Port SSH don't change

3fla1416 · October 26, 2025, 8:03am

What type of hardware are you using: Old laptop or computer
What YunoHost version are you running: 12.1.32
How are you able to access your server: The webadmin
SSH
Are you in a special context or did you perform specific tweaking on your YunoHost instance ?: No

Describe your issue

My SSH port don’t change with the yunohost webapp or with “yunohost settings set security.ssh.ssh_port -v ”

So for the moment i change the sshd_config files manually.

I remember from months ago i have change the sshd config files to remove the ecdsa host_key and other ssh vulnerability (SSH Configuration Auditor)

That’s it if i can’t use the yunohost tool for changing the ssh port ?

Share relevant logs or error messages

root@server:/etc/ssh# cat sshd_config |grep Port
Port 22000
root@server:/etc/ssh# yunohost settings set security.ssh.ssh_port -v 1022
Security
SSH
Info: Saving the new configuration…
Success! Config updated as expected
root@server:/etc/ssh# cat sshd_config |grep Port
Port 22000

artlog · October 26, 2025, 9:00am

Hi @3fla1416

We can request what yunohost sees in its configuration with get, and have more traces with --debug :

yunohost settings get security.ssh.ssh_port --debug

and try to set it with traces

yunohost settings set security.ssh.ssh_port -v 1022 --debug

Regards

otm33 · October 26, 2025, 9:40am

Hello @3fla1416
You can also try

yunohost tools regen-conf ssh --dry-run --with-diff

IMHO all the changes you’ve made will be pending.

3fla1416 · October 26, 2025, 11:02am

the --debug are not very consitant !
Juste say ok, but no!

Blockquote
pierre2@server:/etc/ssh$ sudo yunohost settings set security.ssh.ssh_port -v 1022 --debug
29 DEBUG acquiring lock…
36 DEBUG lock has been acquired
360 DEBUG loading python module yunohost.settings took 0.324s
361 DEBUG processing action ‘yunohost.settings.set’
361 DEBUG Import and parse pre-answered options
389 DEBUG initializing root ldap interface
391 DEBUG Ask unanswered question and prevalidate data
Security
SSH
1439 INFO Saving the new configuration…
1442 SUCCESS Config updated as expected
1442 DEBUG To view the log of the operation ‘Apply settings’, use the command ‘yunohost log show 20251026-105932-settings_set’
1447 DEBUG action executed in 1.086s
1448 DEBUG lock has been released
pierre2@server:/etc/ssh$ cat sshd_config |grep Port
Port 22000

Blockquote
pierre2@server:/etc/ssh$ sudo yunohost log show 20251026-105932-settings_set
description: Apply settings
log_path: /var/log/yunohost/operations/20251026-105932-settings_set.log
logs:
2025-10-26 11:59:33,768: INFO - Saving the new configuration…
2025-10-26 11:59:33,770: SUCCESS - Config updated as expected
metadata:
args:
key: security.ssh.ssh_port
value: 1022
ended_at: 2025-10-26 11:59:33
error: None
interface: cli
operation: settings_set
parent: None
related_to:
started_at: 2025-10-26 11:59:32
started_by: pierre2
success: True
yunohost_version: 12.1.32
metadata_path: /var/log/yunohost/operations/20251026-105932-settings_set.yml
name: 20251026-105932-settings_set

3fla1416 · October 26, 2025, 11:12am

Thank’s for this command, it’s nice to know what i have make on the file.
But, that’s confirm what i say before.

Well, maybe the “yunohost settings set security.ssh.ssh_port -v 1022” don’t say the correct warning ?

otm33 · October 26, 2025, 11:13am

… not so idle
If you manually change sshd_config, YunoHost tools stop handling it.
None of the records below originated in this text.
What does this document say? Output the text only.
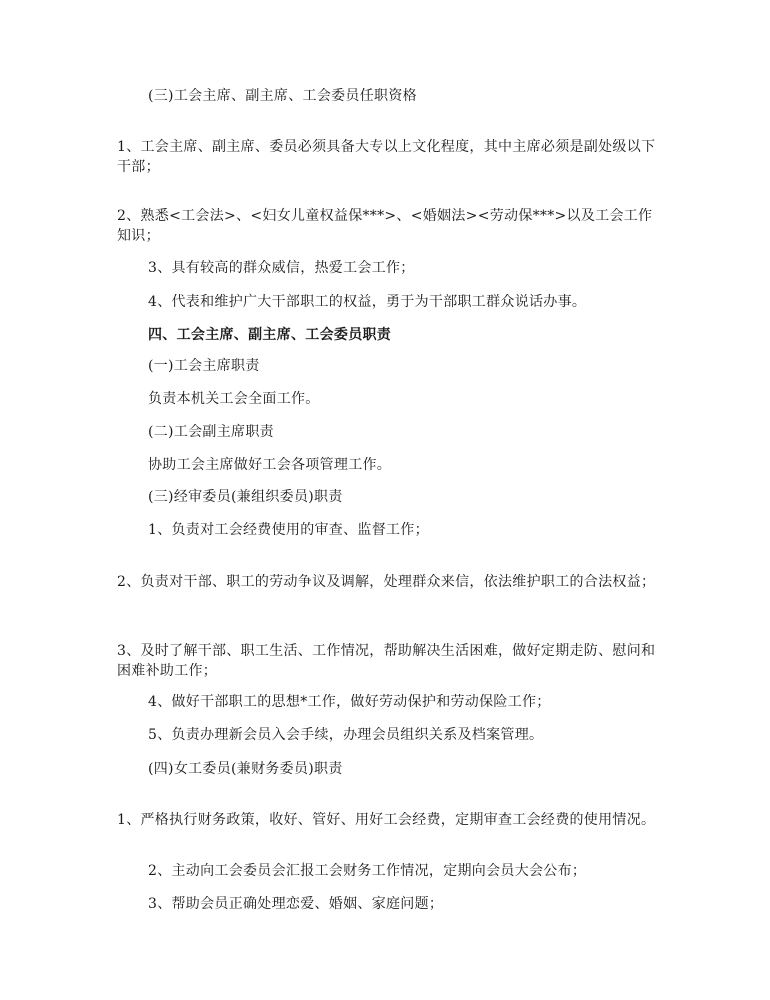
(三)工会主席、副主席、工会委员任职资格
1、工会主席、副主席、委员必须具备大专以上文化程度，其中主席必须是副处级以下干部；
2、熟悉<工会法>、<妇女儿童权益保***>、<婚姻法><劳动保***>以及工会工作知识；
3、具有较高的群众威信，热爱工会工作；
4、代表和维护广大干部职工的权益，勇于为干部职工群众说话办事。
四、工会主席、副主席、工会委员职责
(一)工会主席职责
负责本机关工会全面工作。
(二)工会副主席职责
协助工会主席做好工会各项管理工作。
(三)经审委员(兼组织委员)职责
1、负责对工会经费使用的审查、监督工作；
2、负责对干部、职工的劳动争议及调解，处理群众来信，依法维护职工的合法权益；
3、及时了解干部、职工生活、工作情况，帮助解决生活困难，做好定期走防、慰问和困难补助工作；
4、做好干部职工的思想*工作，做好劳动保护和劳动保险工作；
5、负责办理新会员入会手续，办理会员组织关系及档案管理。
(四)女工委员(兼财务委员)职责
1、严格执行财务政策，收好、管好、用好工会经费，定期审查工会经费的使用情况。
2、主动向工会委员会汇报工会财务工作情况，定期向会员大会公布；
3、帮助会员正确处理恋爱、婚姻、家庭问题；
When you run yunohost settings set security.ssh.ssh_port -v, it doesn’t update the configuration file; it only retrieves the SSH port, checks if this port is open in the firewall, and opens it if necessary.
So, either you manage everything manually (firewall, fail2ban), or you manage it using the YunoHost tools.

Therefore, if you manually change the SSH port from X to Y in sshd_config and run yunohost settings set security.ssh.ssh_port -v Z, it will correctly open port Y in the firewall

3fla1416 · October 26, 2025, 1:54pm

Blockquote
Therefore, if you manually change the SSH port from X to Y in sshd_config and run yunohost settings set security.ssh.ssh_port -v Z, it will correctly open port Y in the firewall

No, i have try and also reload the firewall, that does not open the port.
sudo yunohost firewall reload

I do it manually.

Thank’s for your help.
That’s not a big trouble for now. Maybe with a big change on sshd.

otm33 · October 26, 2025, 2:11pm

It’s not just reloading the firewall that opens the port.